Akshat Rathi, Senior Reporter, Bloomberg Green said energy prices are not as much of an accelerant for renewable use as they are forcing countries to turn to the cheapest sources. Yet, pending data on emissions increases is not expected to be significant on a global scale, “but within some countries, you will see a massive difference.” On generation, 90% of new energy built in the past 12 months have been renewables, but there’s still a stock of fossil fuels that many will rely on. 

Laura Millan, Reporter, Bloomberg Green has been exploring COP27 from a wartime perspective and spending time with Ukrainian civil society groups, finding connections between the conflict and climate issues. Researchers are calling for a better accounting of greenhouse gas emissions from the war and peacetime defense operations around the world, but militaries “are very secretive.” Rough estimates put it at as much as 5% of total global emissions. “That’s more than all shipping and aviation, combined.”

 

In Conversation With John Kerry

With mid-term elections still being sorted, John Kerry, Special Presidential Envoy for Climate, U.S. Department of State only talked politics to defend President Biden’s global climate appropriation, adding that some legislators will simply not fund for anything abroad. “The bottom line is, the UN report on finance says we need to spend $2.5 to $4.5 billion, every year, for the next 30 years to affect the transition to a clean energy economy and save ourselves 1.5. That’s how you get 1.5, and we’re not anywhere near that, obviously.” On a more optimistic note, he said the U.S. is actually on a 1.5 path.

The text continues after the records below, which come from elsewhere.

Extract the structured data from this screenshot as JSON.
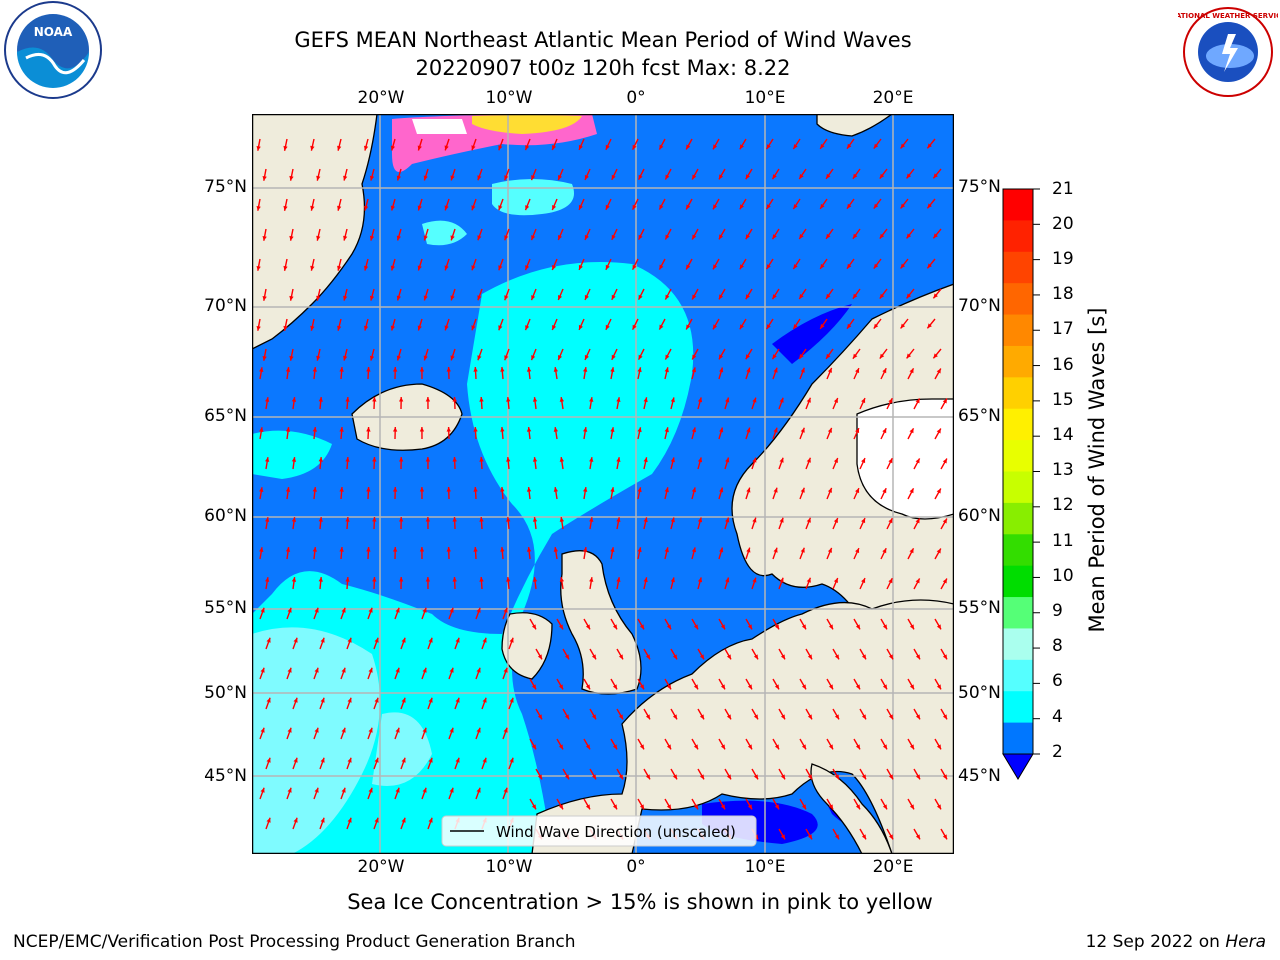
{
  "title_line1": "GEFS MEAN Northeast Atlantic Mean Period of Wind Waves",
  "title_line2": "20220907 t00z 120h fcst   Max: 8.22",
  "logos": {
    "noaa_text": "NOAA",
    "nws_text": "NATIONAL WEATHER SERVICE"
  },
  "axes": {
    "lon_top": [
      "20°W",
      "10°W",
      "0°",
      "10°E",
      "20°E"
    ],
    "lon_bottom": [
      "20°W",
      "10°W",
      "0°",
      "10°E",
      "20°E"
    ],
    "lat_left": [
      "75°N",
      "70°N",
      "65°N",
      "60°N",
      "55°N",
      "50°N",
      "45°N"
    ],
    "lat_right": [
      "75°N",
      "70°N",
      "65°N",
      "60°N",
      "55°N",
      "50°N",
      "45°N"
    ]
  },
  "legend": {
    "label": "Wind Wave Direction (unscaled)"
  },
  "colorbar": {
    "label": "Mean Period of Wind Waves [s]",
    "ticks": [
      "21",
      "20",
      "19",
      "18",
      "17",
      "16",
      "15",
      "14",
      "13",
      "12",
      "11",
      "10",
      "9",
      "8",
      "6",
      "4",
      "2"
    ],
    "colors": [
      "#ff0000",
      "#ff2200",
      "#ff4400",
      "#ff6600",
      "#ff8800",
      "#ffaa00",
      "#ffd000",
      "#fff000",
      "#e8ff00",
      "#c8ff00",
      "#88ee00",
      "#33dd00",
      "#00dd00",
      "#55ff77",
      "#aaffee",
      "#55ffff",
      "#00ffff",
      "#0077ff",
      "#0000ff"
    ]
  },
  "subtitle": "Sea Ice Concentration > 15% is shown in pink to yellow",
  "footer_left": "NCEP/EMC/Verification Post Processing Product Generation Branch",
  "footer_right_date": "12 Sep 2022 on ",
  "footer_right_host": "Hera",
  "map_colors": {
    "land": "#efecdc",
    "deep_blue": "#0b78ff",
    "cyan": "#00ffff",
    "light_cyan": "#7ffbff",
    "arrow": "#ff0000"
  }
}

He called the methane situation, especially in China, “critical.” While they manufacture and deploy more renewables than anyone, they’re still bringing coal online. “”They’re going in opposite directions, and we just can’t afford that.”

He noted a new study that suggests climate tipping points, including the loss of ice sheets, permafrost and coral reefs, may have already been passed. 

 

Special Session: The Next Generation of Responsible Investing

The Evolution of Sustainable Investing

Learning the need to be efficient in business operations around resilience and supply chains has been a harsh reality check, said John Goldstein, Managing Director, Head of the Sustainable Finance Group, Goldman Sachs. “This environment focuses you on what matters, and now, there’s a lot of capital competing in the space.” On investor appetite in the last 12 months, “This burns the fluff away. Charts don’t always go up and to the right. Markets are hard and macro matters.” On decarbonization, the companies who are happiest are the ones that did it five years ago. “The next best time is now.”

 

Breaking Down Barriers to Responsible Investing

Tracey McDermott, Group Head Conduct, Financial Crime & Compliance, Standard Chartered Bank said “It’s important to remember, when talking about emerging markets, that there are still hundreds of millions of people in the world that have no access to reliable energy, green or otherwise.” She described blended finance projects in Southeast Asia and Africa. There’s lots of activity in the space. “The real challenge is how you scale that.”

From a European perspective,  Daniel Mikkelsen, Senior Partner, McKinsey & Company, said “Energy security and the green transition are two sides of the same coin, because large parts of Europe are fossil fuel importers on a big scale.” Current emphasis on energy security is serving to reinforce the push toward transition in a more practical way, including regulation changes. Globally, the effect is the same in many places, in others, it reinforces dependence on fossil fuels for a range of purposes.

Mobilizing further capital toward the transition is two-fold, said Derek Rozycki, Head of Responsible Investing, Mubadala. It takes action by individuals and entities like the One Planet Sovereign Wealth Fund. It takes hard work and collaboration, “looking at how we can work together for ecosystem-oriented approaches that are equity-led, and not necessarily DFI- led, which is where a lot of the initiatives we’ve heard over the last couple of days have been oriented.”